1. Introduction
Computer Vision techniques have seen significant advances in recent years and are increasingly seeing applications in industrial contexts. In particular, Deep Learning-based approaches have been responsible for many breakthrough results in past years [
1,
2]. However, a drawback of these techniques is their demand for very large training data sets [
3,
4], which can be hard or even impossible to obtain when limited to real-life training data. Apart from the need for labeling real-life data, real-life data sets are prone to imbalances as, e.g., rare or uncommon situations tend to be underrepresented, which can affect model performance on these classes [
5]. In addition, some imbalances may be hard to detect without extensive examinations. A way to address these issues can be the generation of synthetic training data, a field of research that has garnered increasing interest in past years [
4,
6,
7]. Approaches reach from physics-based modeling techniques as in [
8] over classic image augmentation techniques, e.g., [
6], to Deep Learning-based modeling as for example in [
9,
10,
11].
Since Deep Learning (DL) has reached process maturity, and DL-based algorithms can be executed on high-performing Graphics Processing Unit (GPU) hardware, new opportunities have come up to augment the production machinery with artificial intelligence.
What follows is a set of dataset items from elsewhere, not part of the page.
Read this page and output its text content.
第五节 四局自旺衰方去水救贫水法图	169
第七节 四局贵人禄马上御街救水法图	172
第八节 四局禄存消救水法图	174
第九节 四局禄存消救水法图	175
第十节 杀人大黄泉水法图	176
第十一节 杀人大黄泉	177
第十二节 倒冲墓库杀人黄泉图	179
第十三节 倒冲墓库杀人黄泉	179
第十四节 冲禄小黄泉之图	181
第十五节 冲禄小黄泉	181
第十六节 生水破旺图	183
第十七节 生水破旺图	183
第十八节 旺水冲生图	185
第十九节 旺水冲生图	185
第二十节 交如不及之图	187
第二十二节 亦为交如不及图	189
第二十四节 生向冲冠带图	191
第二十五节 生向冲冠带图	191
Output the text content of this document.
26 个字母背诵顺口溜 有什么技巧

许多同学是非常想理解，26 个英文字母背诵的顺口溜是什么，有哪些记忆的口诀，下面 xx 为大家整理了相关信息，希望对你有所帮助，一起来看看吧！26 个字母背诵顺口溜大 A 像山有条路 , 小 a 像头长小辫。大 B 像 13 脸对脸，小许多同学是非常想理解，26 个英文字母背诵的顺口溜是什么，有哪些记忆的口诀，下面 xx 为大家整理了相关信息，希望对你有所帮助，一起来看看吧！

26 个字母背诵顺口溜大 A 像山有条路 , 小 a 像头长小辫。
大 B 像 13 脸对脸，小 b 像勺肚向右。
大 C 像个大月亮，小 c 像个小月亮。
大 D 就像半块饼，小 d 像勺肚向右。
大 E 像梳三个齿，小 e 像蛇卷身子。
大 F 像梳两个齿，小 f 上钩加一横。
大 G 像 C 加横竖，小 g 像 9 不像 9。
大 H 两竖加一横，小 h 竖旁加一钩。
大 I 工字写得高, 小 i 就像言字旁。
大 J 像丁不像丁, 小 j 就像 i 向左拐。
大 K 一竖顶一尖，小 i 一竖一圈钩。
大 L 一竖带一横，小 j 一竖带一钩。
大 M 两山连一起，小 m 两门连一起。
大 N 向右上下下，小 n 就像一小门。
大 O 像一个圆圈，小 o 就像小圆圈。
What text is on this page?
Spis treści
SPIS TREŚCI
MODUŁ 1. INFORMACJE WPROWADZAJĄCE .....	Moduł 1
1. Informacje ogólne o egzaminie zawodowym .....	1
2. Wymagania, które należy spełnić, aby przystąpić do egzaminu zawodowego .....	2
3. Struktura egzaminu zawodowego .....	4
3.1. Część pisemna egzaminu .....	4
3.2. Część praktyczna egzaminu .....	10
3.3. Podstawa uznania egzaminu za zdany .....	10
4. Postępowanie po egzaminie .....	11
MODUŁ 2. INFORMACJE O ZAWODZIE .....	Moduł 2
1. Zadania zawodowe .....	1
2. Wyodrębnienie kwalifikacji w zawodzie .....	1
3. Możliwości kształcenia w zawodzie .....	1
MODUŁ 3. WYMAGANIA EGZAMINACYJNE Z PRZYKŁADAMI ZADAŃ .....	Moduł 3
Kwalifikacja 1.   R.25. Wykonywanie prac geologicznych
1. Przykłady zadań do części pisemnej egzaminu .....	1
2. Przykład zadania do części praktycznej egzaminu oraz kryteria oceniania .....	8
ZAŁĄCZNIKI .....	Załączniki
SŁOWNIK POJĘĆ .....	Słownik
The steel production process is well-established and has been optimized over many years, rendering the appearance of anomalies or aberrations rare. While an anomaly detection does not necessarily rely on data representing the anomalous state, tasks requiring a classification of different anomalies do require data providing characterizations of the various anomalies. If an anomaly classification should be carried out using DL models, a great number of relevant training data are needed in order to develop a model with good performance. Depending on the use case, anomalies are so uncommon in production that the data collection process would take too much time before a model could be trained.
Hence, a synthetic generation of appropriate data is needed to allow for the training of Machine Learning (ML) and DL algorithms. In this work, a hybrid approach for image synthesis was developed combining classical Computer Vision (CV) and Deep Learning techniques. This work is part of the scope of the COGNITWIN project use case pilot on a tracking system in the steel manufacturing industry. The concept of Digital Twin (DT) has attracted increasing attention in the industrial sector and is seen as an enabling technology for Industry 4.0 [
12,
13].
The research question this work aims to address is the impact of the usage of synthetic training data as compared to real-life training data on the performance of a Deep Learning-based instance recognition/detection models for images. While there have been other studies investigating a workflow for image synthesis and the usage of synthetic training data for CV models, such as [
6,
9,
10,
11], a direct comparison of model performances based on the proportion of synthetic training data used and an investigation of performance on subclasses of particular interest is a novel contribution to the best of the authors’ knowledge. For the first time, the actual impact of using synthetic training data as compared to real-life training data on the performance of a DL model is evaluated systematically, providing a new perspective and insights on the training data side of a DL approach. The authors present a novel framework for realizing DL tasks, combining synthetic training data and real-life training data, and thereby also addressing many current hindrances to the applicability of the DL model research results in industrial settings. The novel framework is independent of a particular DL model used for the inference task at hand. Most academic research on DL focuses on abstract use cases with ample data available, whereas research questions tackling the usage or even usability of DL in less-than-ideal settings are often neglected in the scientific community. In academic research, DL approaches are mostly rated purely by model performance metrics, but when it comes to the applicability of DL to real-life tasks, a broader approach for assessing DL solutions’ merit is needed, taking the
efficiency into account. Our framework precisely addresses this problem by showcasing an
efficient implementation of DL independently of the particular inference model used for the task at hand. We hope to provide useful guidelines for the usage of synthetic training data in DL-based Computer Vision tasks and that our work will be beneficial for many areas of industry, helping to increase the applicability of DL techniques to industrial settings.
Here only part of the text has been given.